南アフリカ、エネルギー危機で国家非常事態宣言
南アフリカ共和国のシリル・ラマフォサ大統領は、長引くエネルギー危機を受け、アフリカで最も発展した経済にとって「存続の危機」であるとし、国家非常事態を宣言した。
ラマフォサ大統領は、木曜日の国家演説で今年の政府の主要目標を示し、危機は「わが国の経済と社会構造に対する存立危機事態」であり、「われわれの最優先課題はエネルギー安全保障を回復することだ」と述べた。
電力不足が経済と日常生活に与える影響
老朽化した石炭火力発電所が故障し、国営電力会社Eskomが非常用発電機用のディーゼルを購入する資金繰りに苦労したためだ。

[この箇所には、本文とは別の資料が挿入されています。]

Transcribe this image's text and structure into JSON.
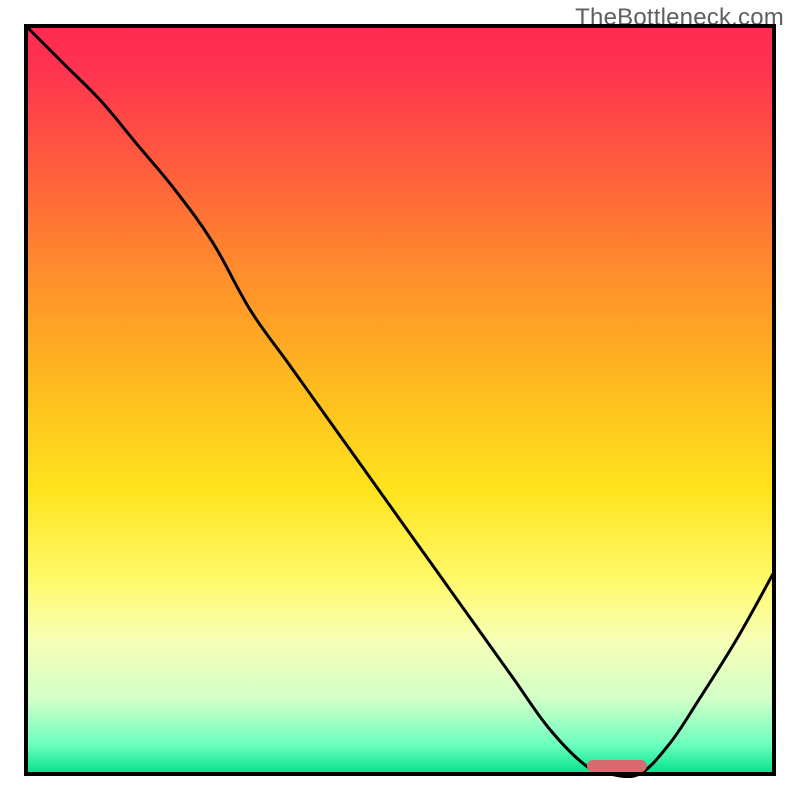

南アフリカの停電は、現地ではロードシェディングと呼ばれ、1日12時間にも及ぶ。先月、南アフリカ葬祭業協会が、停電が続いているため霊安室の遺体が腐敗していると警告したため、人々は4日以内に死者を埋葬するよう勧告されたほどだ。
成長率急落
断続的な電力供給は中小企業の足かせとなり、失業率がすでに33%に達しているこの国の経済成長と雇用を危うくしている。
国際通貨基金(IMF)は、南アフリカの今年のGDP成長率が1.2%と半減する可能性が高いと予測した。
南アフリカの企業は、頻繁な停電の間、松明やその他の光源に頼らざるを得なかった。
政府の対応とエスコムの苦闘
ラマフォサ大統領は木曜日、国家非常事態宣言が直ちに発令されると述べた。これにより、政府は「企業を支援するための実際的な手段を提供し」、病院や浄水場などの重要なインフラへの電力供給を確保することができる、と付け加えた。
計画停電の結果、1月にスイスのダボスで開催された世界経済フォーラムへの出席をキャンセルせざるを得なかったラマフォサ大統領は、"電力対応のあらゆる側面を監督する全責任を負う "電力大臣を任命するとも述べた。
さらに大統領は木曜日、「この災害への対応に必要な資金の乱用を防ぐため」の汚職防止策と、「いくつかの発電所で蔓延している汚職や窃盗に対処するため」の南アフリカ警察の専門チームを発表した。
南アフリカの電力の大部分は、長年にわたって酷使され、メンテナンスが不十分な石炭火力発電所群を通じてEskomから供給されている。エスコム社にはバックアップ電源がほとんどないため、重要なメンテナンス作業のために発電所を停止させることが難しい。
この電力会社は何年も赤字が続き、顧客向けの急な料金値上げにもかかわらず、支払能力を維持するために政府の救済措置に頼っている。長年の不始末と組織的な腐敗が、エスコムが電気を灯し続けることができない主な理由だと考えられている。
南アフリカの公共部門における汚職と不正行為について、レイモンド・ゾンド判事が率いる広範な調査委員会は、エスコムの前取締役会のメンバーは、経営陣の失敗と "腐敗行為の文化 "のために刑事訴追を受けるべきだと結論づけた。